Fixing MMOs: The Social Problem
Posted by Azuriel
If the cornerstone of MMOs are the social aspects, then I have a question:
Why do game designers make it so absurdly complicated to find like-minded individuals?
I started playing WoW like I imagine a lot of people did: alone. And much like I imagine happens with guildless new players, I was ninja-recruited in one of the starting zones. From there, some elder player took me under their wing, helping me with that difficult final Ghostlands quest, getting me into a BG for the first time, and so on. I had a really great time.
Then… the guild imploded while I was questing in the Hinterlands. The game was no longer fun, and I abandoned my Blood Elf warlock. Since I had already paid for the WoW box and TBC at the same time, I decided I would at least try to get my money’s worth and roll a draenei on a new ‘Recommended” server. Leveled alone, twinked out a bit at levels 18-19 and 28-29 (I thought the AB boots were godly, even if you had to lose 30 games to get them). And then I ran that fateful Scarlet Monastery as a paladin tank, with three people who were friends IRL. I must have made some kind of impression because they invited me to the leveling guild they were in, named Invictus.
When I quit WoW a few months ago, I had been the GM of Invictus for over two and a half years. I saved the guild from abject destruction twice before taking the reins myself, and we graduated from leveling guild to Kara-clearing to eventually the #1 progression 10m-strict guild on the server in Wrath. For a time we had an absolutely brilliant raid roster of people that got along with each other, had similar interests, and otherwise had an ineffable chemistry which peaked in Ulduar, something that absolutely could not have happened at a better time in the game. Seriously, I still get misty-eyed looking back on the Ulduar montage I filmed (and seeing the Guild chat spam in the video after those kills almost makes me want to re-sub).
Thing is, it was completely goddamn random that any of us met at all.
To be clear, I am not referring to the general sort of Destiny vs Coincidence of my original guild imploding, my “choosing” Auchindoun over another server, or even my decision to tank Scarlet Monastery that night (and remember, this was back in TBC so Alliance characters had to be pretty damn serious about making the 15+ minute trek across three Horde-heavy zones). Anyone can talk about “what if?” until they begin to question the very nature of existence itself.
No, I talking about how Blizzard and most other MMO developers seem to rely on emergent social groups in their social MMOs.

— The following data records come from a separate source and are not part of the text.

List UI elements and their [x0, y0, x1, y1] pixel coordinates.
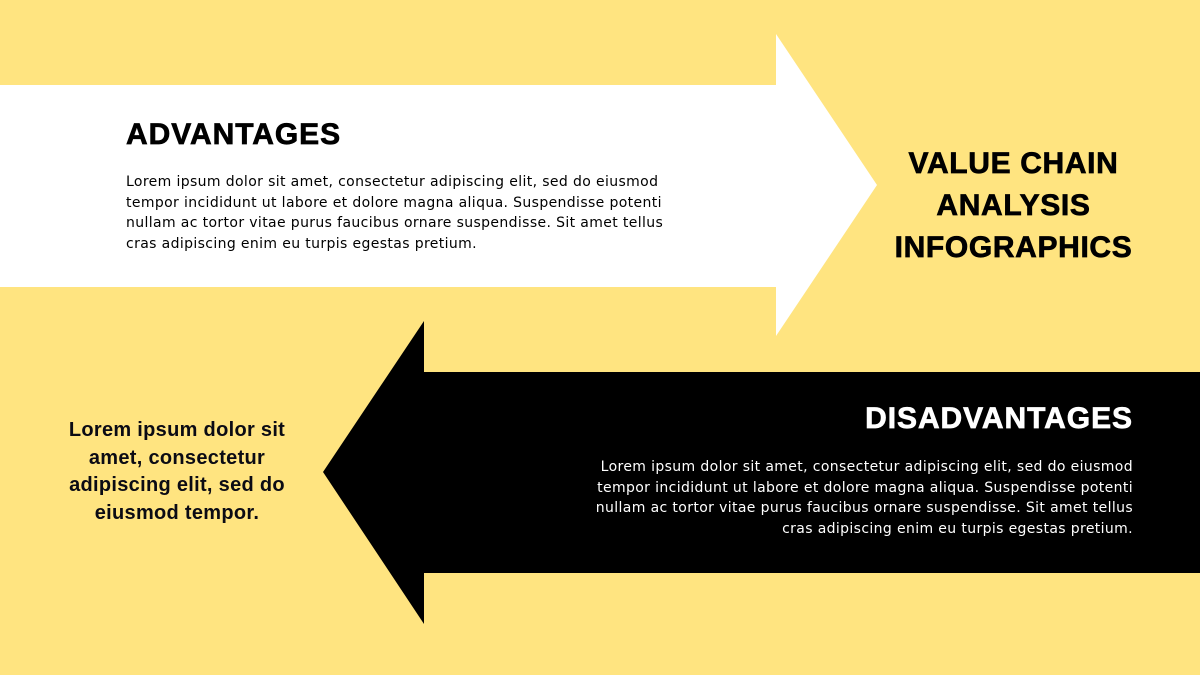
title: INFOGRAPHICS [895, 231, 1132, 264]
title: VALUE CHAIN [909, 147, 1118, 180]
text block: disadvantages [596, 459, 1133, 537]
callout text: adipiscing elit, sed do [69, 474, 285, 496]
text block: advantages [126, 174, 663, 252]
heading: advantages: ADVANTAGES [126, 118, 341, 151]
title: ANALYSIS [936, 189, 1091, 222]
callout text: Lorem ipsum dolor sit [69, 419, 285, 441]
text block: advantages: Lorem ipsum dolor sit amet, consectetur adipiscing elit, sed do eiusmod [126, 174, 658, 190]
text block: disadvantages: nullam ac tortor vitae purus faucibus ornare suspendisse. Sit amet tellus [596, 500, 1133, 516]
text block: advantages: tempor incididunt ut labore et dolore magna aliqua. Suspendisse potenti [126, 195, 662, 211]
heading: disadvantages: DISADVANTAGES [865, 402, 1133, 435]
text block: advantages: nullam ac tortor vitae purus faucibus ornare suspendisse. Sit amet tellus [126, 215, 663, 231]
callout text: eiusmod tempor. [95, 502, 259, 524]
text block: advantages: cras adipiscing enim eu turpis egestas pretium. [126, 236, 477, 252]
title [895, 147, 1132, 264]
text block: disadvantages: cras adipiscing enim eu turpis egestas pretium. [782, 521, 1133, 537]
text block: disadvantages: tempor incididunt ut labore et dolore magna aliqua. Suspendisse potenti [597, 480, 1133, 496]
text block: disadvantages: Lorem ipsum dolor sit amet, consectetur adipiscing elit, sed do eiusmod [601, 459, 1133, 475]
callout text [69, 419, 285, 524]
callout text: amet, consectetur [89, 447, 265, 469]
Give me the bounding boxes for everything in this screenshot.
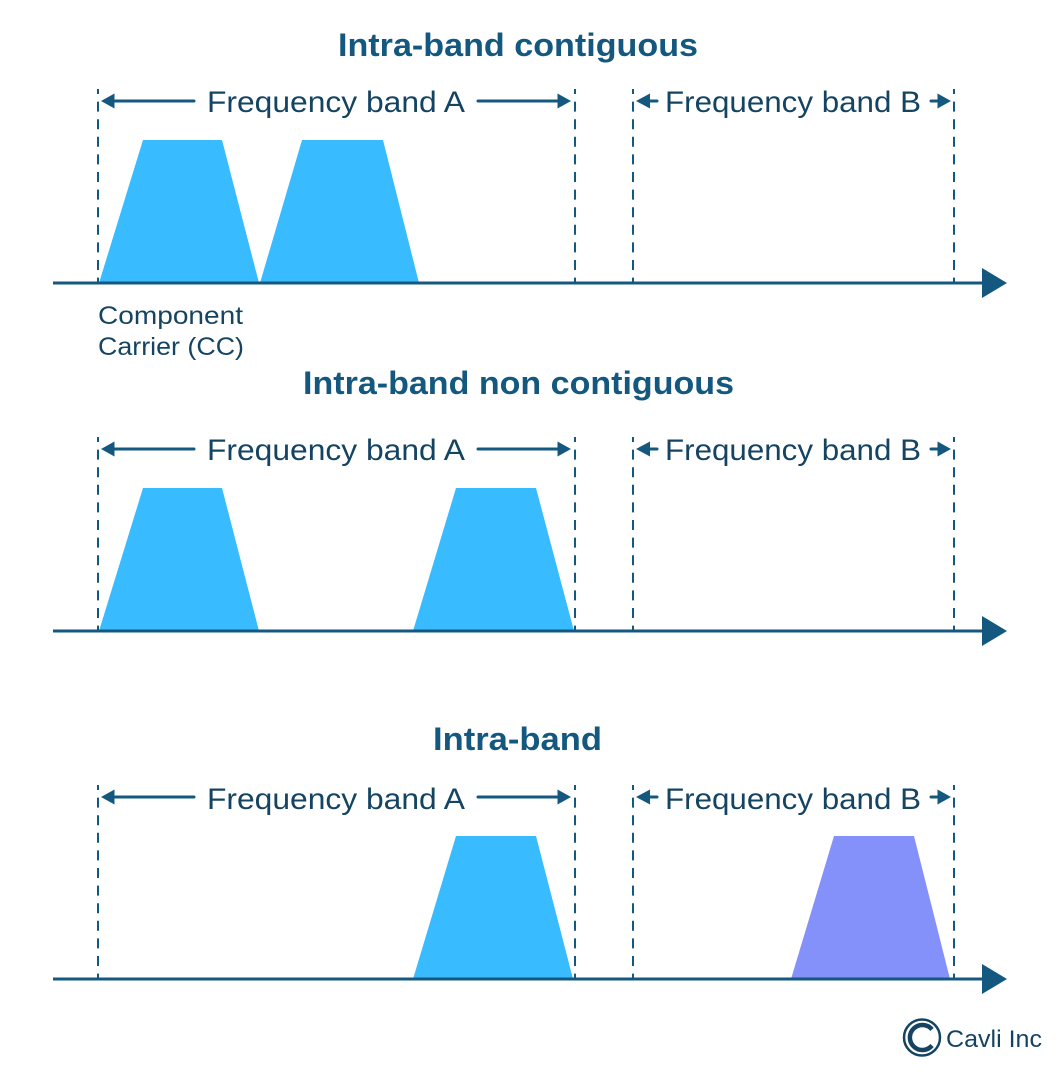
copyright notice: [904, 1020, 1042, 1056]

Arising casually or unexpectedly.
When I met Sproll, Ariyal, and Duerim (now Boryenka) that night in Scarlet Monastery, none of us really knew how much we had in common. I wish I remembered what it was that led them to invite me to Invictus, although it was probably something dumb like my being guildless at the time. All three of those guys ended up being core officers of my benevolent Invictus dictatorship over the years, and I still talk with Bor to this day outside the game – we played the new Portal 2 co-op DLC a few days ago, for example.
If LFD existed back in those days, would I have met them in Scarlet Monastery? No. Would I have met them somewhere else on Auchindoun (it’s a low-pop server after all)? Maybe. But I still cannot get over the ridiculousness of the design insofar that this sort of emergent social behavior is encouraged in the most asinine way possible: randomly throwing people together and seeing what sticks. That is why you will never see me agree with the notion that LFD destroys communities. A lot of us bloggers lucked out in the Wild West fashion, but how many untold millions failed to get that pug moving and quit from boredom before the endgame? Is that really a “community” worth saving?
What I will agree with is that the current system is also dumb. The genre seems so stuck in the goddamn Dark Ages when it comes to social networking that I am genuinely surprised anyone makes something more than superficial “friends of convenience” at all. Players need to be given the tools to find like-minded individuals. There is a danger to creating insular cliques, of course, but if everyone agrees that MMOs are better with friends, this antiquated grouping design of blind coincidence needs revision.